Засвежело на палубе после жаркого июльского дня. Пароход «Бирюч» опасливо пробирался по узкому фарватеру между значками и шестами, вымазанными в белую и красную краску.

На верху рубки, под навесом, лоцман и его подручный вглядывались в извороты фарватера и то и дело вертели колесо руля. Справа и слева шли невысокие берега верховьев Волги пред впадением в нее Оки. Было это за несколько верст до города Балахны, где правый берег начинает подниматься, но не доходит и до одной трети крутизны прибрежных высот Оки под Нижним.

Лоцман сделал знак матросу, стоявшему по левую руку, у завозного якоря, на носовой палубе. Спина матроса, в пестрой вязаной фуфайке, резко выделялась на куске синевшего неба.

— Пять с половино-ой! — уныло раздалось с носа, и шест замахал в руках широкоплечего парня.

Помощник капитана, сухощавый брюнетик, в кожаном картузе, приложился губами к отверстию звуковой трубы и велел убавить ходу.

II

Они сели поодаль от других, ближе к корме; капитан ушел заваривать чай.

Разговор их затянулся.

— Борис Петрович, — говорил минут через пять Теркин, с ласкою в звуках голоса. — За что я вас люблю и почитаю, это за то, что вы не боитесь правду показывать о мужике… о темном люде вообще.

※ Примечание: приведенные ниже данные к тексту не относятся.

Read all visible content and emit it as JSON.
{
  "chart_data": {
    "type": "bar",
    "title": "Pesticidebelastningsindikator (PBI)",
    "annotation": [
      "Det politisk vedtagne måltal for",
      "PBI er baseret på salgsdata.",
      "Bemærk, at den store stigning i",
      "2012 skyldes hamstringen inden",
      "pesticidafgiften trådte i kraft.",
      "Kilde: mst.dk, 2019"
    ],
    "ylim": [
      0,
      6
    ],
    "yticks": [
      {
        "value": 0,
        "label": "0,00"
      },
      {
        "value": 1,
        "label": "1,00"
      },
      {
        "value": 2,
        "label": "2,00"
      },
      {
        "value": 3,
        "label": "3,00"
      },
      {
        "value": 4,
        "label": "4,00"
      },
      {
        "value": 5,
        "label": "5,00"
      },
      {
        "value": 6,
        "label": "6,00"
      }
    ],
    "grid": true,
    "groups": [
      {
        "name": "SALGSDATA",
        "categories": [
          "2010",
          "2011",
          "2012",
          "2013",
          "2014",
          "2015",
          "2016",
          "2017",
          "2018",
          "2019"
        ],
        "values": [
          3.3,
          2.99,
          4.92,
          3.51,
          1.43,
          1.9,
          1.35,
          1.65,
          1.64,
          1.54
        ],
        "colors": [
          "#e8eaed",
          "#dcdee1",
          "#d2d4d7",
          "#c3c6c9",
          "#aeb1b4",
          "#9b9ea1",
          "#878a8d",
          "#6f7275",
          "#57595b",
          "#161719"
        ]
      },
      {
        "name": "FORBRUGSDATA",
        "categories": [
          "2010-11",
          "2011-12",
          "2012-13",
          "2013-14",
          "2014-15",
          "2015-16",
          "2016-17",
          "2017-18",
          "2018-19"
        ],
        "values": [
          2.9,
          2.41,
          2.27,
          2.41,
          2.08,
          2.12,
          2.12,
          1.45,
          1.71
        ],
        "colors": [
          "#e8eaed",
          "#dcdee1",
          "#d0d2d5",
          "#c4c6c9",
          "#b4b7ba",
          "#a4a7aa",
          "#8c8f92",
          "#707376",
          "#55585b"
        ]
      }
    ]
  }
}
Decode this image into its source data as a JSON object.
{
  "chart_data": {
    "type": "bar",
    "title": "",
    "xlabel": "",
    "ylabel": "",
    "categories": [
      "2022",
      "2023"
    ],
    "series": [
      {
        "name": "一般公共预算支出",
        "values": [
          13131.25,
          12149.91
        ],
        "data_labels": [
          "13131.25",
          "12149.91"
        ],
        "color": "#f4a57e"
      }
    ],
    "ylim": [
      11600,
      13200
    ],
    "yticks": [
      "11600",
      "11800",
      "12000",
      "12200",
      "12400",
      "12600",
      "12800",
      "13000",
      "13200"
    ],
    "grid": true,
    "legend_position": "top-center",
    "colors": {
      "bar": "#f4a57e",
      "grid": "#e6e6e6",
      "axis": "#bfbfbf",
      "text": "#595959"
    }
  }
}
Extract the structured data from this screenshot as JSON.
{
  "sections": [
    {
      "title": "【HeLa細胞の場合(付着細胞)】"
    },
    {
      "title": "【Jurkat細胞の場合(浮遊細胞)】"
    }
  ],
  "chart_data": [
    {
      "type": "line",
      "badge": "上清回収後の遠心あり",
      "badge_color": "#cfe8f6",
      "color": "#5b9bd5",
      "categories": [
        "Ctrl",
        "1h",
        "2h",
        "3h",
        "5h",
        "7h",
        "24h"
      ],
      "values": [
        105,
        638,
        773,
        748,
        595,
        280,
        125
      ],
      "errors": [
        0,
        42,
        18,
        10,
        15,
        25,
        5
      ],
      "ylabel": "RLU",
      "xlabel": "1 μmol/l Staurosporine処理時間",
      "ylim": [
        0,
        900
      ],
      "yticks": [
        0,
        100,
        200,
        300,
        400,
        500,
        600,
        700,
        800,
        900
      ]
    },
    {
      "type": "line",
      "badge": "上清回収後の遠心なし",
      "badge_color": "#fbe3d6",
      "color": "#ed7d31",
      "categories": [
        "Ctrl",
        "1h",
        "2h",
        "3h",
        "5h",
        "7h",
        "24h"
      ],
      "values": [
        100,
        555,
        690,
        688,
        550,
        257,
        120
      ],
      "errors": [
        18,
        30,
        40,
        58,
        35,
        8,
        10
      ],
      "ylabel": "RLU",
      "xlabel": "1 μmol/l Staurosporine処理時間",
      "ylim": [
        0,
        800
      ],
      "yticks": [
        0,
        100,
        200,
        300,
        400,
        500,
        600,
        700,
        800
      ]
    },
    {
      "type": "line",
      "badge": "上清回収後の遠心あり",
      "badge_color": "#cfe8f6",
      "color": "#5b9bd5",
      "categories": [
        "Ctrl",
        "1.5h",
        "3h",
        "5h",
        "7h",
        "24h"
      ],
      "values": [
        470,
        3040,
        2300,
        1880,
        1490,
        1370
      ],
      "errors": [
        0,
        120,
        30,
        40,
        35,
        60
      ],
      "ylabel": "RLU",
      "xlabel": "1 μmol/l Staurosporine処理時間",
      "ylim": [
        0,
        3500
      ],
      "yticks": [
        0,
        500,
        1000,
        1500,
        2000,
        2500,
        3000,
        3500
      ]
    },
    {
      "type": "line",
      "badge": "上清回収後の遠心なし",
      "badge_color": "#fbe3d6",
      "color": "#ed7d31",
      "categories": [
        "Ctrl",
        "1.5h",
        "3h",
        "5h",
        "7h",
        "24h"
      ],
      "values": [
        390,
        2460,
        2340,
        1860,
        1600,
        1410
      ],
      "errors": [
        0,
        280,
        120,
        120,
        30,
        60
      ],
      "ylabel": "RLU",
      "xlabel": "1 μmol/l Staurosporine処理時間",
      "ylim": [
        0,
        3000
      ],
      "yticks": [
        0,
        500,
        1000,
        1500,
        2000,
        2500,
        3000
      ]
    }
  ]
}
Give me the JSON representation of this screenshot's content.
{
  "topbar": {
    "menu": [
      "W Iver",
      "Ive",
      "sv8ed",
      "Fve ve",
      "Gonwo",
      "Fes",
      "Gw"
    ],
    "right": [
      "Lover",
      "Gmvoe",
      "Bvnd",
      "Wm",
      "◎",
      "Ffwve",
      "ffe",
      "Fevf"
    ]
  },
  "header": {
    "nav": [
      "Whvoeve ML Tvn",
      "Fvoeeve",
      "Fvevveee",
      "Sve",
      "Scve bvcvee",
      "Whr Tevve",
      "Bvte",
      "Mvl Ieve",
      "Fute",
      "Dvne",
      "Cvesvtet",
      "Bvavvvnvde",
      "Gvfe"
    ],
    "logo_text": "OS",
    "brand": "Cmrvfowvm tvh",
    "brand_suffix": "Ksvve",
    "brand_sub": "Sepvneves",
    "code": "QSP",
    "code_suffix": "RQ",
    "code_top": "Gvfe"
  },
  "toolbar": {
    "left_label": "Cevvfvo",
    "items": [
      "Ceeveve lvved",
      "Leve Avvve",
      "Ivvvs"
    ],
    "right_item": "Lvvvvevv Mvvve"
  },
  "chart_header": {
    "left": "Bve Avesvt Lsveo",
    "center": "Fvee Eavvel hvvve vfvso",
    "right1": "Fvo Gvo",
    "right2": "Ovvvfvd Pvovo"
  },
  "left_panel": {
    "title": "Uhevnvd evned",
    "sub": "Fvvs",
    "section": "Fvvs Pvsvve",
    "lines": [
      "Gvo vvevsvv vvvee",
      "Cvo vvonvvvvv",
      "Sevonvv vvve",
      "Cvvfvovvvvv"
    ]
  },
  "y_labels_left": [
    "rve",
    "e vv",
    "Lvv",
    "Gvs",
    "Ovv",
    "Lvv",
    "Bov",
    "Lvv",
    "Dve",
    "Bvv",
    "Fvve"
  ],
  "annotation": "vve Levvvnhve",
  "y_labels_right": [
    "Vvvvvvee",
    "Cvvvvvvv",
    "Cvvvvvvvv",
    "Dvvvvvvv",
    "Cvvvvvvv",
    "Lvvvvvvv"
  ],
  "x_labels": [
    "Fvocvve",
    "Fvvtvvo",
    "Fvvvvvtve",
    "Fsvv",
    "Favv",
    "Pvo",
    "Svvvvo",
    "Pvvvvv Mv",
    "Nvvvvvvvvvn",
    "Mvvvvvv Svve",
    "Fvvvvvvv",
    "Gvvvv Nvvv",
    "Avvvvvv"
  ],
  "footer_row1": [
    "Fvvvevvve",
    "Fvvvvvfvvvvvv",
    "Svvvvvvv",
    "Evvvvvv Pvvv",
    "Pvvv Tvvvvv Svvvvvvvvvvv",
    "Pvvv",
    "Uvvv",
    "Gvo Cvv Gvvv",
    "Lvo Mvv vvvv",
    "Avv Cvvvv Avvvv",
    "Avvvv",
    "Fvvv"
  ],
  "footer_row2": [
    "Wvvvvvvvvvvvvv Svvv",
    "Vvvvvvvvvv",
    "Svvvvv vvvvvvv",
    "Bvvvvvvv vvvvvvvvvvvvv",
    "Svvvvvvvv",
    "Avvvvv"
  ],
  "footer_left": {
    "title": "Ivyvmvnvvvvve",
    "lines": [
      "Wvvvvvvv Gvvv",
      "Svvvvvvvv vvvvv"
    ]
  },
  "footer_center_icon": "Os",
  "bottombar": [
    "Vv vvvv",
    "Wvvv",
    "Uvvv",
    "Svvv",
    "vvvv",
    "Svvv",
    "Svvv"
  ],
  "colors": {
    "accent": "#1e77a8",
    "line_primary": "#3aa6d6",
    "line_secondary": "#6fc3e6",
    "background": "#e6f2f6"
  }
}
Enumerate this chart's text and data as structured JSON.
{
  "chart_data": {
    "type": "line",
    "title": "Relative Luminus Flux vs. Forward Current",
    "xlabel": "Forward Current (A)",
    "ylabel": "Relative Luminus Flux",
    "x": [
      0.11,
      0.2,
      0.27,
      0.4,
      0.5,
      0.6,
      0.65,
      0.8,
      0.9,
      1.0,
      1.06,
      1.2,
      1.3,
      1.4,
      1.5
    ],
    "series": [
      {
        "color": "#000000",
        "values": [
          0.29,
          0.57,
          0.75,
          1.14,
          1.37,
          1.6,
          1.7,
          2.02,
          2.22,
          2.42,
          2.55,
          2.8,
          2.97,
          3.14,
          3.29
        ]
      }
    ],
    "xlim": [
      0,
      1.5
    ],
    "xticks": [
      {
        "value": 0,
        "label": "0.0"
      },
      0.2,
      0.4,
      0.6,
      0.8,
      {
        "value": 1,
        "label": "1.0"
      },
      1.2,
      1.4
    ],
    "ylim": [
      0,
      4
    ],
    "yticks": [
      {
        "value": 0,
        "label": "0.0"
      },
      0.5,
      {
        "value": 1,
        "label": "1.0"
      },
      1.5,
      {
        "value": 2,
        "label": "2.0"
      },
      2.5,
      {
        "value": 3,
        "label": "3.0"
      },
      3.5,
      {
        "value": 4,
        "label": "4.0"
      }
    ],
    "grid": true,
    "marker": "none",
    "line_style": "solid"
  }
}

Он все еще волновался и, обыкновенно очень речистый, искал слов. Его не смущало то, что он беседует с таким известным человеком; да и весь тон, все обращение Бориса Петровича были донельзя просты и скромны. Волнение его шло совсем из другого источника. Ему страстно захотелось излиться.

— Ведь я сам крестьянский сын, — сказал он без рисовки, даже опустил ресницы, — приемыш. Отец-то мой, Иван Прокофьев Теркин, — из села Кладенец. Мы стояли там, так около вечерен. Изволите помнить?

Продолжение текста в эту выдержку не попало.